My advisor is Professor Christian Kästner.
I am interested in understanding fork-based software development, helping developers better collaborate in distributed settings with forks. I discover and evaluate existing interventions and develop new ones that steer collaborative development with forks toward better practices, such as better coordination among otherwise independent developers.
Our paper Poster: Forks Insight: Providing an Overview of GitHub Forks. got accepted for ICSE 2018 Poster Track!
Our paper Adding Sparkle to Social Coding: An Empirical Study of Repository Badges in the npm Ecosystem got accepted for ICSE 2018 !
Fork-based development has been widely used both in open source community and industry, because it gives developers flexibility to modify their own fork without affecting others. Unfortunately, this mechanism has downsides; when the number of forks becomes large, it is difficult for developers to get or maintain an overview of activities in the forks. Current tools provide little help. We introduced INFOX, an approach to automatically identifies not-merged features in forks and generates an overview of active forks in a project. The approach clusters cohesive code fragments using code and network analysis techniques and uses information-retrieval techniques to label clusters with keywords. The clustering is effective, with 90% accuracy on a set of known features. In addition, a human-subject evaluation shows that INFOX can provide actionable insight for developers of forks.

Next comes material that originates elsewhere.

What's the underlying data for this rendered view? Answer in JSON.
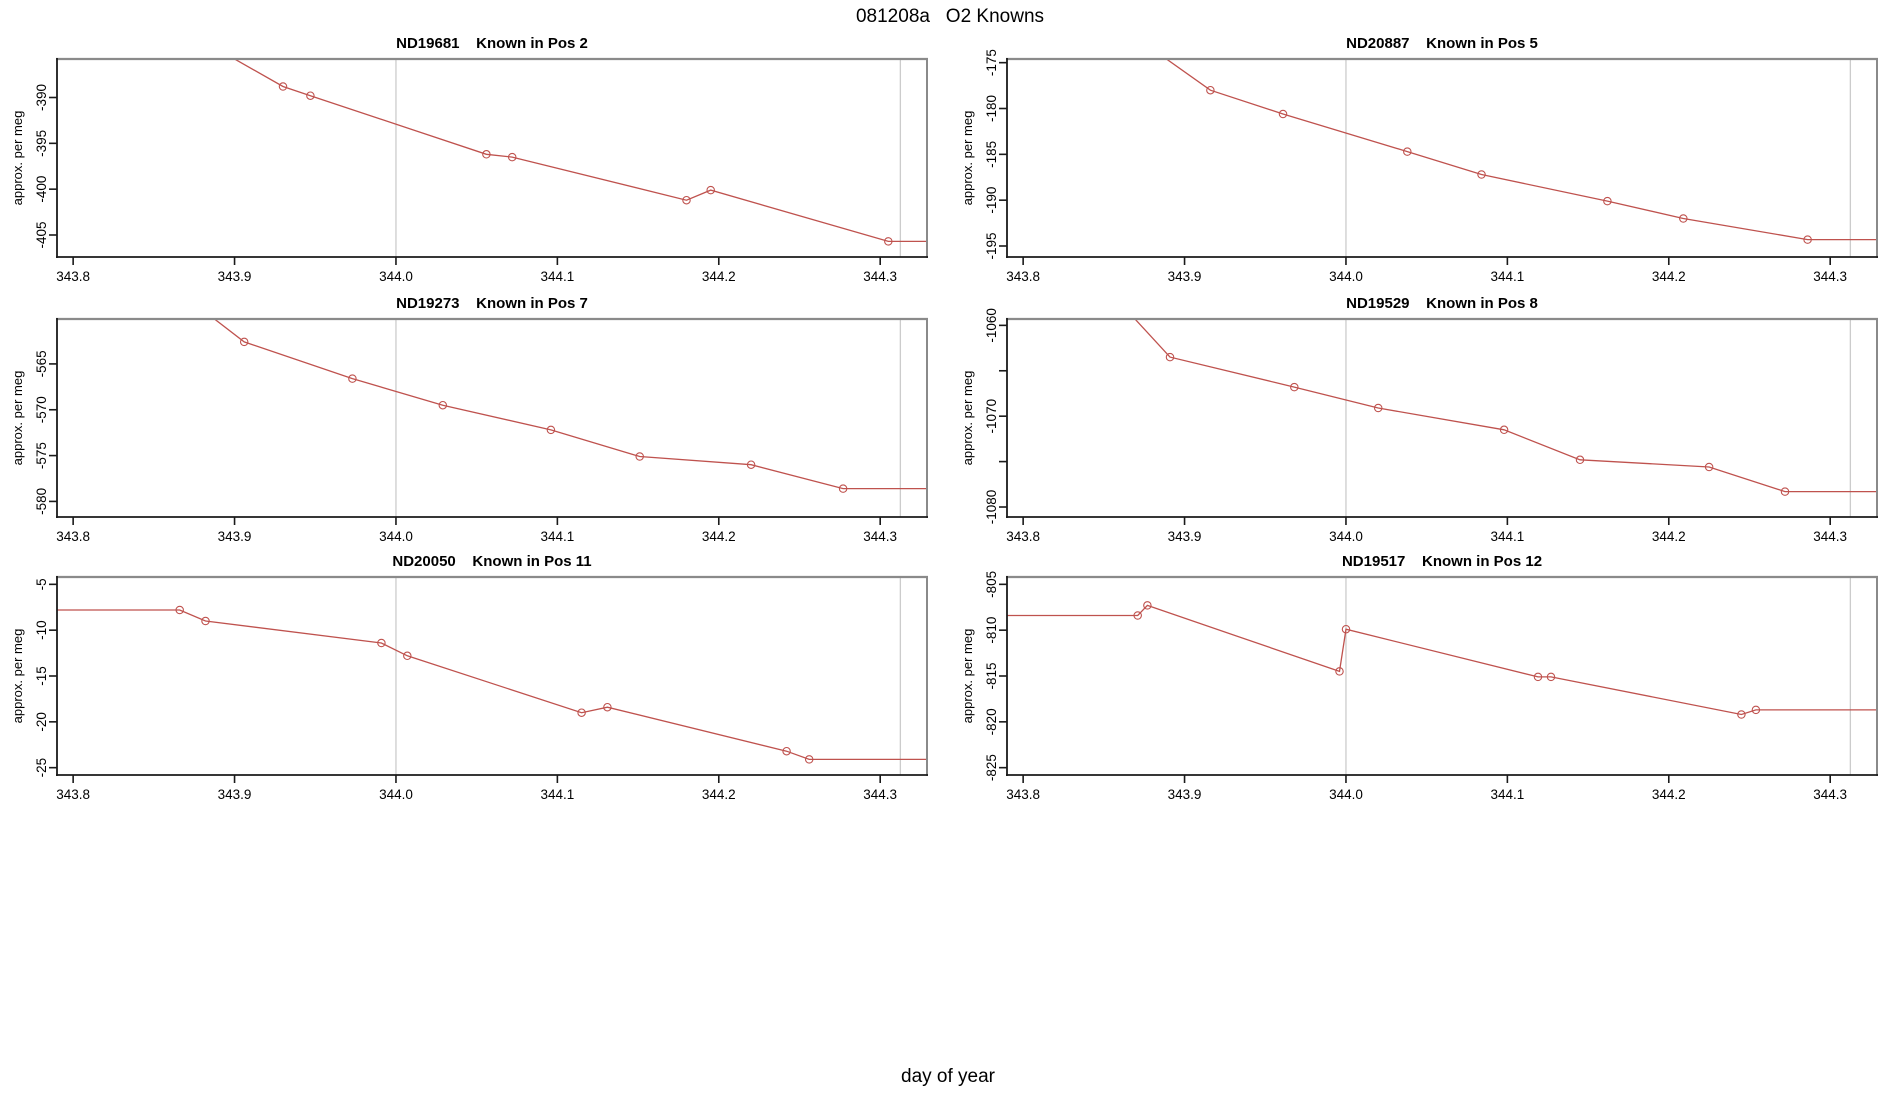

In fast-paced, reuse-heavy software development, the transparency provided by social coding platforms like GitHub is essential to decision making. Developers infer the quality of projects using visible cues, known as signals, collected from personal profile and repository pages. We report on a large-scale, mixed-methods empirical study of npm packages that explores the emerging phenomenon of repository badges, with which maintainers signal underlying qualities about the project to contributors and users. We investigate which qualities maintainers intend to signal and how well badges correlate with those qualities. After surveying developers, mining 294,941 repositories, and applying statistical modeling and time series analysis techniques, we find that non-trivial badges, which display the build status, test coverage, and up-to-dateness of dependencies, are mostly reliable signals, correlating with more tests, better pull requests, and fresher dependencies. Displaying such badges correlates with best practices, but the effects do not always persist.
Build systems contain a lot of configuration knowledge about a software system, such as under which conditions specific files are compiled. Extracting such configuration knowledge is important for many tools analyzing highly-configurable systems, but very challenging due to the complex nature of build systems. We design an approach, based on SYMake, that symbolically evaluates Makefiles and extracts configuration knowledge in terms of file presence conditions and conditional parameters. We implement an initial prototype and demonstrate feasibility on small examples.
Elastic resource management is one of the key characteristics of cloud computing systems. Existing elastic approaches focus mainly on single resource consumption such as CPU consumption, rarely considering comprehensively various features of applications. Applications deployed on a PaaS are usually heterogeneous. While sharing the same resource, these applications are usually quite different in resource consuming. How to deploy these heterogeneous applications on the smallest size of hardware thus becomes a new research topic. In this paper, we take into consideration application's CPU consumption, I/O consumption, consumption of other server resources and application's request rate, all of which are defined as application features. This paper proposes a practical and effective elasticity approach based on the analysis of application features. The evaluation experiment shows that, compared with traditional approach, our approach can save up to 32.8% VMs without significant increase of average response time and SLA violation.